Communiqué de Stéphane Ravier, sénateur des Bouches-du-Rhône

Le 5 novembre 2018 restera à jamais comme une journée noire pour l’ensemble du peuple marseillais. 8 personnes perdirent la vie dans l’effondrement de 3 immeubles de la rue d’Aubagne, dans une tragédie dont on ne connaît pas encore les responsables.

Je m’associe à la douleur des familles des victimes, à leur colère et à leur incompréhension.

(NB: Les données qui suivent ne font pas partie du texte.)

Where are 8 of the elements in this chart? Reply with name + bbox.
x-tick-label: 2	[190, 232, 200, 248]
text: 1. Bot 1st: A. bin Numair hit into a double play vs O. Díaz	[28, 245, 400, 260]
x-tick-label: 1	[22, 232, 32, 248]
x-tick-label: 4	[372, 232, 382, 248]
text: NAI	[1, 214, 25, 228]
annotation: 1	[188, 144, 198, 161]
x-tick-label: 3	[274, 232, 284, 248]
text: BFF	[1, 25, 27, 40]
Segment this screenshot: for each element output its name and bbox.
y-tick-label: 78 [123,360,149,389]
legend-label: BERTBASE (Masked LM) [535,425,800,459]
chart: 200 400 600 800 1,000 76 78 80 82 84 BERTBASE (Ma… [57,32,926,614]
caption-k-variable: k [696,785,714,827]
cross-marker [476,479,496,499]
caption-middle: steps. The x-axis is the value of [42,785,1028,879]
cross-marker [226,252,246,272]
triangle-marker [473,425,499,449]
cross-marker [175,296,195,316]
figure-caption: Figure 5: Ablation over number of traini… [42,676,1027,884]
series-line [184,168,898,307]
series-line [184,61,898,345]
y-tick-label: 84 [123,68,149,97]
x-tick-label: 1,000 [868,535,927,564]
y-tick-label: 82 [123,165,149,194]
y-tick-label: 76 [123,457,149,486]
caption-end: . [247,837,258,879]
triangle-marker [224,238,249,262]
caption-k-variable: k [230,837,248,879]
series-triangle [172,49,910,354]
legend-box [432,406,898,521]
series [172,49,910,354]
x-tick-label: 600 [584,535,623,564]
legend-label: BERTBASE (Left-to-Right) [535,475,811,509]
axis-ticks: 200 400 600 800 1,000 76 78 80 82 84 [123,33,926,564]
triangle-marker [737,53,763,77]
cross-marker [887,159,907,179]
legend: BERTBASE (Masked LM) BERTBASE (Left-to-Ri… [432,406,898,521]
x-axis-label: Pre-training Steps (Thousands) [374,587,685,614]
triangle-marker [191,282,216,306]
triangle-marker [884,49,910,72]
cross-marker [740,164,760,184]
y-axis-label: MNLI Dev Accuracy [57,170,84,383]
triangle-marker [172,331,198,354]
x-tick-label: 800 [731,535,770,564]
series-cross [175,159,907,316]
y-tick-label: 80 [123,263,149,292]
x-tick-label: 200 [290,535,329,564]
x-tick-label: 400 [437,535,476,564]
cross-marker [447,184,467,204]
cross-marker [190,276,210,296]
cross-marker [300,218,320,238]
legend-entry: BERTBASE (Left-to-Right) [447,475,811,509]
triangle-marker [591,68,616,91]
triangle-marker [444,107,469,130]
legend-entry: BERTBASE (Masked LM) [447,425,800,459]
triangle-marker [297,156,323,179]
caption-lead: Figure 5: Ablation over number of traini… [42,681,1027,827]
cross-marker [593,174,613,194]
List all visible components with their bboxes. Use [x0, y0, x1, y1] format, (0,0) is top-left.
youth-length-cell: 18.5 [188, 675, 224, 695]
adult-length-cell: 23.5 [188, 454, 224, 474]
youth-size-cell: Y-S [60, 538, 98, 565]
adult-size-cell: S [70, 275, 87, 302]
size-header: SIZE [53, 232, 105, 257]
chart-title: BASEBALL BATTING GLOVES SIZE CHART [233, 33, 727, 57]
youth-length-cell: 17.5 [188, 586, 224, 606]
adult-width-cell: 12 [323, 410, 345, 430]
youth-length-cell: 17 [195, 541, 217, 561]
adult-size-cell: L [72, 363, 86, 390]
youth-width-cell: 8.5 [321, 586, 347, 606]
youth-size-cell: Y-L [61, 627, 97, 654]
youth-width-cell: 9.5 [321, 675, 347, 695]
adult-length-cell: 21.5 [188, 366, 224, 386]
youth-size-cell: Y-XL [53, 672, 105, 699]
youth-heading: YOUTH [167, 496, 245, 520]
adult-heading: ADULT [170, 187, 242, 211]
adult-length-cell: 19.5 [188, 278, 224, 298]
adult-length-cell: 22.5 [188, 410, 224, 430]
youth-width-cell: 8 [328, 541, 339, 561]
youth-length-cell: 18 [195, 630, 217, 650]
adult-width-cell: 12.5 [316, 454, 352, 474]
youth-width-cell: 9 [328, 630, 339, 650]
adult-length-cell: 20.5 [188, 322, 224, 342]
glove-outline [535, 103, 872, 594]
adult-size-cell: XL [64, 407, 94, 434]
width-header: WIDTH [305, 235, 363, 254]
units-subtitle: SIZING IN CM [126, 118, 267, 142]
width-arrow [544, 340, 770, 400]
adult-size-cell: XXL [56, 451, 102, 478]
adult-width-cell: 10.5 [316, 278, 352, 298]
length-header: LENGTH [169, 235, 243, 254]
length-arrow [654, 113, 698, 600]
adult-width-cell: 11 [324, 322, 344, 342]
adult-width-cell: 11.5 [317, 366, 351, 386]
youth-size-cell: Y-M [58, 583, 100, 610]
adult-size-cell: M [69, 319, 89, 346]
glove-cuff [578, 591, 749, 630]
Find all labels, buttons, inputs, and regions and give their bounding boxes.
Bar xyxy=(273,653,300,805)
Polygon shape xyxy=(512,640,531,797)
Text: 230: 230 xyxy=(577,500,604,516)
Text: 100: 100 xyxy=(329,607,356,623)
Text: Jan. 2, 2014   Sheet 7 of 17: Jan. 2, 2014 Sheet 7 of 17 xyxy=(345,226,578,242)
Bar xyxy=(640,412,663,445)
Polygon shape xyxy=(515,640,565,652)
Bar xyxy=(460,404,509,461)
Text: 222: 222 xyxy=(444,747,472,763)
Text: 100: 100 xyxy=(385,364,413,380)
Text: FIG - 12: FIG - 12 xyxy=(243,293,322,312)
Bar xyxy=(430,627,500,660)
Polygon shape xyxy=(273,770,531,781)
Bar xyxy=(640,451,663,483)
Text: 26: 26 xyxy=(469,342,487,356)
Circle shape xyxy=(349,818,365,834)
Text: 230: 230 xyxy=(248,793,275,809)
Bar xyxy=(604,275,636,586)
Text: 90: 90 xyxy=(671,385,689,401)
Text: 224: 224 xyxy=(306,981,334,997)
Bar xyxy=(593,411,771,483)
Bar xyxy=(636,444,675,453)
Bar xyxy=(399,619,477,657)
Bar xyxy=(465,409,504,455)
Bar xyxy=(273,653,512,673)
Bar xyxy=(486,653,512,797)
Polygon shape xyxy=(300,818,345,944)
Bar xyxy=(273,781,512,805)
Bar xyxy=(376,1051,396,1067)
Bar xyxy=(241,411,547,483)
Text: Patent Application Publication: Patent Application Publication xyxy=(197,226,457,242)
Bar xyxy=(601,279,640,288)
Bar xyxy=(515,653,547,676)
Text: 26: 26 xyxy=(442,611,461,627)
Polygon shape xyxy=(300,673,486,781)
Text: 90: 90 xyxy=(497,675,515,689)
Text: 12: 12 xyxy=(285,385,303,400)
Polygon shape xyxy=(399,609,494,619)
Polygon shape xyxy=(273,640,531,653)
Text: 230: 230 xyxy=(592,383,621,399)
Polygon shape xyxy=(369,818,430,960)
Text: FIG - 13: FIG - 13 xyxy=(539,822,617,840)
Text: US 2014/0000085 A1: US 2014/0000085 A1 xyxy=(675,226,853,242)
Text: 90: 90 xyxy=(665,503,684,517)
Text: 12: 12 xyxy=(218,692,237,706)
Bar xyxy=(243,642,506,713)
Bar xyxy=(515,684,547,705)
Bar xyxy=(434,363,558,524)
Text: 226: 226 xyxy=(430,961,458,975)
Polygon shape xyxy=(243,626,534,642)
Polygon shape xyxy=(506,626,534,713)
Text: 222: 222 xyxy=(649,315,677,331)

Toute la lumière devra être faite et les responsabilités établies. Ce drame marque le début d’une période chaotique dans l’ensemble de la ville de Marseille puisque 3500 personnes furent évacuées de leurs logements. Cette panique administrative a révélé le total amateurisme de ceux qui dirigent notre ville depuis 25 ans. Ces événements furent également manipulés par l’extrême-gauche militante qui se livra à de véritables émeutes lors des manifestations qui suivirent. Cette récupération a, elle aussi, été ignoble.

La justice devra faire son travail. Mais, en tant que responsable politique, mon devoir m’oblige à tirer des leçons de ce drame. J’ai, dès le mois de novembre 2018, demandé qu’une commission d’enquête parlementaire soit ouverte sur la gestion de l’habitat indigne par la Ville de Marseille. En effet, le service communal d’hygiène et de santé (SCHS) de la Ville de Marseille ne comprenait que 4 agents jusqu’en 2016, effectif porté à 10, après la publication du rapport Nicol. Des agents par ailleurs peu ou pas formés sur l’évaluation de l’état des logements selon l’Agence Régionale de Santé. Ne rien dire à ce sujet, c’est cautionner. Je refuse de me taire.

Si certains choisissent de disparaître lors de cette semaine de commémoration, c’est sans doute parce qu’ils ont honte. Honte d’appartenir à une majorité sortante au bilan si terrible, à l’action si médiocre, à la probité si entachée. Je ne me tairai pas : la mémoire des 8 victimes de la rue d’Aubagne ne doit pas être oubliée.